The report, entitled 'Bleak Houses: Tackling the crisis of family homelessness in England', estimates that there could be more than 210,000 homeless children in England. Of them, 124,000 are officially homeless and living in temporary accommodation, with around 90,000 children living in 'sofa-surfing' families.
However, the total figure is likely to be higher due to a lack of data on the number of children placed in temporary accommodation by children's services.
The Children's Commissioner said: "Something has gone very wrong with our housing system when children are growing up in B&Bs, shipping containers and old office blocks. Children have told us of the disruptive and at times frightening impact this can have on their lives."
The Children’s commissioner also expressed concerns about B&Bs being used as temporary accommodation, and creating "intimidating and potentially unsafe environments" for children.
The bathrooms are often shared with other residents and vulnerable adults, including those with mental health or drug abuse problems.
Of the 2,420 families known to be living in B&Bs in December 2018, a third had been there for more than six weeks - despite this being unlawful.
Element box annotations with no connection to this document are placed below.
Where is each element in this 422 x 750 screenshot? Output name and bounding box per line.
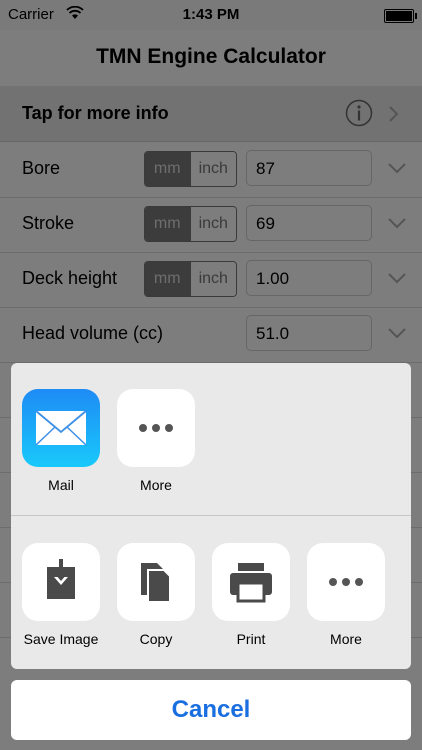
chevron-right-icon [389,106,399,122]
share-apps-row: Mail More [11,363,411,516]
share-print[interactable]: Print [211,543,291,647]
deck-height-value-field[interactable]: 1.00 [246,260,372,296]
page-title: TMN Engine Calculator [96,45,326,68]
unit-mm-option[interactable]: mm [145,152,190,186]
stroke-value-field[interactable]: 69 [246,205,372,241]
bore-unit-toggle[interactable]: mm inch [144,151,237,187]
chevron-down-icon[interactable] [388,163,406,174]
copy-icon [141,563,171,603]
mail-icon [35,410,87,446]
head-volume-value-field[interactable]: 51.0 [246,315,372,351]
share-save-image[interactable]: Save Image [21,543,101,647]
form-row-head-volume: Head volume (cc) 51.0 [0,307,422,363]
deck-height-label: Deck height [22,268,118,288]
save-image-tile[interactable] [22,543,100,621]
more-icon [139,424,173,432]
save-image-icon [47,559,75,599]
more-tile[interactable] [307,543,385,621]
copy-tile[interactable] [117,543,195,621]
share-more-apps[interactable]: More [116,389,196,493]
chevron-down-icon[interactable] [388,273,406,284]
form-row-bore: Bore mm inch 87 [0,142,422,198]
share-print-label: Print [236,631,266,647]
unit-mm-option[interactable]: mm [145,207,190,241]
unit-mm-option[interactable]: mm [145,262,190,296]
form-row-deck-height: Deck height mm inch 1.00 [0,252,422,308]
print-icon [230,563,272,603]
info-row[interactable]: Tap for more info [0,86,422,142]
share-actions-row: Save Image Copy Print More [11,516,411,669]
status-time: 1:43 PM [182,6,240,23]
mail-tile[interactable] [22,389,100,467]
battery-icon [384,9,417,23]
share-mail-label: Mail [48,477,74,493]
share-copy-label: Copy [139,631,173,647]
unit-inch-option[interactable]: inch [189,207,236,241]
share-more-actions-label: More [330,631,362,647]
stroke-label: Stroke [22,213,75,233]
share-more-apps-label: More [140,477,172,493]
share-sheet: Mail More Save Image Copy Print More [11,363,411,669]
chevron-down-icon[interactable] [388,218,406,229]
info-icon[interactable] [345,99,373,127]
chevron-down-icon[interactable] [388,328,406,339]
unit-inch-option[interactable]: inch [189,262,236,296]
more-tile[interactable] [117,389,195,467]
bore-value-field[interactable]: 87 [246,150,372,186]
share-copy[interactable]: Copy [116,543,196,647]
deck-height-unit-toggle[interactable]: mm inch [144,261,237,297]
navigation-bar: TMN Engine Calculator [0,30,422,87]
cancel-button[interactable]: Cancel [11,680,411,740]
info-row-label: Tap for more info [22,103,169,123]
head-volume-label: Head volume (cc) [22,323,164,343]
share-mail[interactable]: Mail [21,389,101,493]
unit-inch-option[interactable]: inch [189,152,236,186]
stroke-unit-toggle[interactable]: mm inch [144,206,237,242]
more-icon [329,578,363,586]
form-row-stroke: Stroke mm inch 69 [0,197,422,253]
status-bar: Carrier 1:43 PM [0,0,422,30]
bore-label: Bore [22,158,61,178]
share-save-image-label: Save Image [23,631,99,647]
print-tile[interactable] [212,543,290,621]
share-more-actions[interactable]: More [306,543,386,647]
Furthermore, in 2017, around two in five children in temporary accommodation had been there for at least six months, and around one in 20 - an estimated 6,000 children - had been there for at least a year.
Almudena Lara, Head of Policy and Public Affairs at NSPCC, said that the data exposes the "awful impact on children when they are forced to live in such unsafe places."
"Homelessness has terrible consequences on a child's mental and emotional state, and families should not have to endure such a punishing way of life."
At Giving World we help these families in crisis by providing life essentials, like warm winter coats and new bedding, as well as children's Christmas packages.